Ever seen a police officer speeding through busy streets without lights and sirens?
Maybe the officer wasn't wearing a seatbelt?
Starting next month, the Los Angeles Police Department will track how officers drive patrol cars in an effort to reduce the number of cruiser crashes.
About 50 LAPD patrol cars in the Central and Valley bureaus will transmit real-time driving data from black boxes inside the vehicles as part of a one-year pilot program.
Each unit installed in the patrol vehicles costs about $280. It’ll track and transmit how fast the car was traveling, whether seatbelts and the light bar were in use and how hard the driver slammed on the brakes.
“Chances of them getting into a car crash is much higher than ever getting into a shootout,” said Sgt. Dan Gomez with LAPD’s technology division.
He said the goal is to use the data to identify dangerous driving behaviors that can be corrected during training to keep officers and people safe.
For years, the Los Angeles Police Department has tried to cut back on the number of police car crashes to avoid costly lawsuits, pricey vehicles repairs, or worse, deadly collisions that kill citizens or officers.
Six LAPD officers have died in traffic collisions this year; three of them were off-duty.
Three years ago, the city paid a $5 million to the family of a 25-year old woman who died when an LAPD patrol car crashed into her in 2009. The city paid $6.6 million to another family for a police crash that killed a 27-year old woman in 2010.
“If a police car is involved in a traffic collision we’ll have much more to learn about that traffic collisions using this technology,” said police administrator Arif Alikhan at an L.A. Police Commission meeting this month.
He said police traffic collisions have declined since 2009, when there were more than an thousand. Last year, he said LAPD officers were involved in 896 crashes.
The LAPD began researching telematics programs about a year and a half ago, said Gomez. Commercial delivery companies like UPS and FedEx use telematics to improve efficiencies in fuel costs and delivery routes.
Gomez said the LAPD wanted a way to customize that technology to collect driving data specific to law enforcement such as when the patrol car’s lights and sirens are activated.
They also want to track spinouts, engine torque, the car’s stability and traction control, and when the anti-lock braking system (ABS) kicks in, which keeps the car from skidding uncontrollably.

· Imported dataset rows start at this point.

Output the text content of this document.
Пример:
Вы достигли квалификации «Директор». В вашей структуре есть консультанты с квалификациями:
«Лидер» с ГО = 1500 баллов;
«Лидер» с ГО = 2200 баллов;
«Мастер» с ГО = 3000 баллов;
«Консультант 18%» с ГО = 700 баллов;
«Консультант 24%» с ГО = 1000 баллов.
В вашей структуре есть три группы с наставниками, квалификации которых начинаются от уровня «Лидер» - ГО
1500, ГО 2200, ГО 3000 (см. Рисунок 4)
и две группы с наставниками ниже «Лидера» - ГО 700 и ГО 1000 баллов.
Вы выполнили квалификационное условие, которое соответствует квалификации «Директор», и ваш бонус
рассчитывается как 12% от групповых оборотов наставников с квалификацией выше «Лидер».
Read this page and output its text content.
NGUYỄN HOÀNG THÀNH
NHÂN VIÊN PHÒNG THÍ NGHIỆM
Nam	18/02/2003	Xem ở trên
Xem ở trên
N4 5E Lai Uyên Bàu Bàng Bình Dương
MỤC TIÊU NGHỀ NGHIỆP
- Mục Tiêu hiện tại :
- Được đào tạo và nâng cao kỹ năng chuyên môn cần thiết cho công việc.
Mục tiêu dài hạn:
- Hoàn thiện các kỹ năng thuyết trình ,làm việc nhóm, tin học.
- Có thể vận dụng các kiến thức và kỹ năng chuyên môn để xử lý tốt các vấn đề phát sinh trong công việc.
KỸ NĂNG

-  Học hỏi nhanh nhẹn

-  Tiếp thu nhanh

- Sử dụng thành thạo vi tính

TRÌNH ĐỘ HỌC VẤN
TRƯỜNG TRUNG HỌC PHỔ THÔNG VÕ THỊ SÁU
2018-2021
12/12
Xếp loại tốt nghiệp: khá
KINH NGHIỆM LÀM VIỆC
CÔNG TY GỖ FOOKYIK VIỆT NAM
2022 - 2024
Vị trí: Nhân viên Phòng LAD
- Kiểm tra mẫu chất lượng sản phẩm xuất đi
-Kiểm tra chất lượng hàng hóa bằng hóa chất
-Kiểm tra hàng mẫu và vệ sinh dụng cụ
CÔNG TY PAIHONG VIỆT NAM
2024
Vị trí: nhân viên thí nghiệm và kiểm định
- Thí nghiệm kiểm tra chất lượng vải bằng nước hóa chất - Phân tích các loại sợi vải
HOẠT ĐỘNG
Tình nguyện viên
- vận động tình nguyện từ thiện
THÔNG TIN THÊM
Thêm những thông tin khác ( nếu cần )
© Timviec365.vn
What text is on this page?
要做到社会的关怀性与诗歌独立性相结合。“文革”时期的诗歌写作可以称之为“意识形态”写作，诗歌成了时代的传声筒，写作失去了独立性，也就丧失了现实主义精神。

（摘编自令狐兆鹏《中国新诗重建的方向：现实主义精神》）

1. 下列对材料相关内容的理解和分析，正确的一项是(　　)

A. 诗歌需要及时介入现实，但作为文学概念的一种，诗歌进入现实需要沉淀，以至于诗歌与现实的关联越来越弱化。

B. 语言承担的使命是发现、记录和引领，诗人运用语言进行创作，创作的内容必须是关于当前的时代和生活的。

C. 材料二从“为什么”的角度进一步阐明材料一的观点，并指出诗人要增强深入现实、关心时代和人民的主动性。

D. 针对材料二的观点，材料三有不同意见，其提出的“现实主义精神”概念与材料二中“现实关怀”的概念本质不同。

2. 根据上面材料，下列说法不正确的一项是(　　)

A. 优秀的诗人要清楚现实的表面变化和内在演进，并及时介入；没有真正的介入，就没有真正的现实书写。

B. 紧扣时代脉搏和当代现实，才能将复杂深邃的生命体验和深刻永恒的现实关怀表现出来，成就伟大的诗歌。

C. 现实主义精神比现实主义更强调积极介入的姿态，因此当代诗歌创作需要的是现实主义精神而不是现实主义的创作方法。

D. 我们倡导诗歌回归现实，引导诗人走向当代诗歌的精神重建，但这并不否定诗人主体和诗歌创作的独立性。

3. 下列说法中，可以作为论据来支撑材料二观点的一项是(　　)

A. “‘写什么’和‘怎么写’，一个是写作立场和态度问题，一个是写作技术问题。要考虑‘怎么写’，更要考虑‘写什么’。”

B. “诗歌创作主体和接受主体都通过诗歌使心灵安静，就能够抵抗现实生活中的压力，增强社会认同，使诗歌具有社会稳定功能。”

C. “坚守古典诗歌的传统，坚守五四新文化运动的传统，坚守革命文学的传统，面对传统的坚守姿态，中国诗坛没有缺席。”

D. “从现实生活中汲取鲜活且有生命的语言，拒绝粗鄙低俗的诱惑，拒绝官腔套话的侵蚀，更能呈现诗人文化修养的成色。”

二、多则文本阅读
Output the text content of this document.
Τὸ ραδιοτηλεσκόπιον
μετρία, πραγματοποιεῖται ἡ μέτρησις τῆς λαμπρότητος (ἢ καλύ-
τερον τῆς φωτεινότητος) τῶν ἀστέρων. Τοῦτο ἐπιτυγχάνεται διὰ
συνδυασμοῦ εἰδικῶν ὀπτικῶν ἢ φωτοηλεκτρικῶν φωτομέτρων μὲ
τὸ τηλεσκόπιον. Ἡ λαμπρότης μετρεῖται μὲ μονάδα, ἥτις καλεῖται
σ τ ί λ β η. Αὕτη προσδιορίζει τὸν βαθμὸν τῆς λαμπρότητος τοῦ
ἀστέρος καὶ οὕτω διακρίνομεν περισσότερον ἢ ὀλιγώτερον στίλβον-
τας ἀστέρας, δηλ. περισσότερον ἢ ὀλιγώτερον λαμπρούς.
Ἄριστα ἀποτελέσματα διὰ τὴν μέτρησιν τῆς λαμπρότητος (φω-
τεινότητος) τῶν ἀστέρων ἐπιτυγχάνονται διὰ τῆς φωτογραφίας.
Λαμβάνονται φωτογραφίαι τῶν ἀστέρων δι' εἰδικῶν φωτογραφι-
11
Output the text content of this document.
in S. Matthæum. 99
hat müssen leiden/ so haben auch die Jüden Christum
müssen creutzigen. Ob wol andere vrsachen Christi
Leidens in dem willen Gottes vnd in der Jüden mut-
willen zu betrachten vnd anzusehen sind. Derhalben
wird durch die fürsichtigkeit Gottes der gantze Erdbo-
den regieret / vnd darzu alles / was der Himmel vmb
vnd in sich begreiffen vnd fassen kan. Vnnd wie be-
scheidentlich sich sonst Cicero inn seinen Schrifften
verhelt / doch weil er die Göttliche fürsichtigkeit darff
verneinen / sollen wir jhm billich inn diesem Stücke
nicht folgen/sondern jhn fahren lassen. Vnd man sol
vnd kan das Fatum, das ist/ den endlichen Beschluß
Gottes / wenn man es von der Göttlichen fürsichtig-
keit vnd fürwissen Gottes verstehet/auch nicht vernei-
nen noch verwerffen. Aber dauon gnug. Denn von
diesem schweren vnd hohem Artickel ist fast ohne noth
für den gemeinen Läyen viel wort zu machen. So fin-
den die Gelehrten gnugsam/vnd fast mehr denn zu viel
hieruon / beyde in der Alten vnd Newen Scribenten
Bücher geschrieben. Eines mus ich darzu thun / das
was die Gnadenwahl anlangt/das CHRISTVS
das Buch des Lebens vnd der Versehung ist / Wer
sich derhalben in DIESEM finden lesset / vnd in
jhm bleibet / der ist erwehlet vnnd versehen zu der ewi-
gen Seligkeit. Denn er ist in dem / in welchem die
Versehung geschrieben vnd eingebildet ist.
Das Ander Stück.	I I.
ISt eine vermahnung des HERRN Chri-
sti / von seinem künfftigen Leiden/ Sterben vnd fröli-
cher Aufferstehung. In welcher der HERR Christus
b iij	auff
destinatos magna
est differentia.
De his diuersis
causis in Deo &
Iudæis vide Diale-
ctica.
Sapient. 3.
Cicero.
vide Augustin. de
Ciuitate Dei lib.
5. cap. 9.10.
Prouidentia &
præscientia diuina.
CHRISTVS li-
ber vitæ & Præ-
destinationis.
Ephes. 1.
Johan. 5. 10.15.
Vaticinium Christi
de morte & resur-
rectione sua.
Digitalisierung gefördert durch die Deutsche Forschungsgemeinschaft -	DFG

“That tells you that the car is compensating for some part of your driving,” Gomez said.
For the last six months, the LAPD has been working with Aliso Viejo-based tech company Telogis to develop the software.
Every 30 seconds data will be transmitted using cellular connections to the company’s servers. LAPD watch commanders, command staff and driving trainers can access the reports.
The software can customize scorecards that rate driving safety performance by officer or vehicle.
“We’re really helping departments identify patterns of behavior,” said Gary Oldham, manager of public safety development at Telogis.
Oldham, who spent six years as a police officer with the San Marino and Pasadena police departments in the late 1970s, said agencies could set thresholds that send email or text alerts when an officer or vehicle exceeds them.
For example, the telematics system could send a text message to the watch commander or supervisor on duty when a patrol car’s airbags are deployed to indicating officers were involved in a crash. That could get emergency help to the scene faster, Oldham said.
The law enforcement telematics program could be advantageous for Ford. It discontinued the long-time law enforcement favorite Crown Victoria series in 2011. Ford has partnered with Telogis to pre-install the data-tracking program in its latest series of law enforcement vehicles.
For the last three months, the LAPD has been testing three patrol vehicles on the track simulating high-speed vehicle pursuits to see what data can be pulled. But Gomez said the true test is finding ways to use data from real car chases or when officers are speeding to answer calls.
“If we can change some behavior, if we can empower officers to be better while driving their vehicle, then it’s a worthy endeavor,” he said
Correction: A previous version of this story incorrectly reported that two off-duty LAPD officers died in traffic collisions this year; in fact, it is three off-duty officers.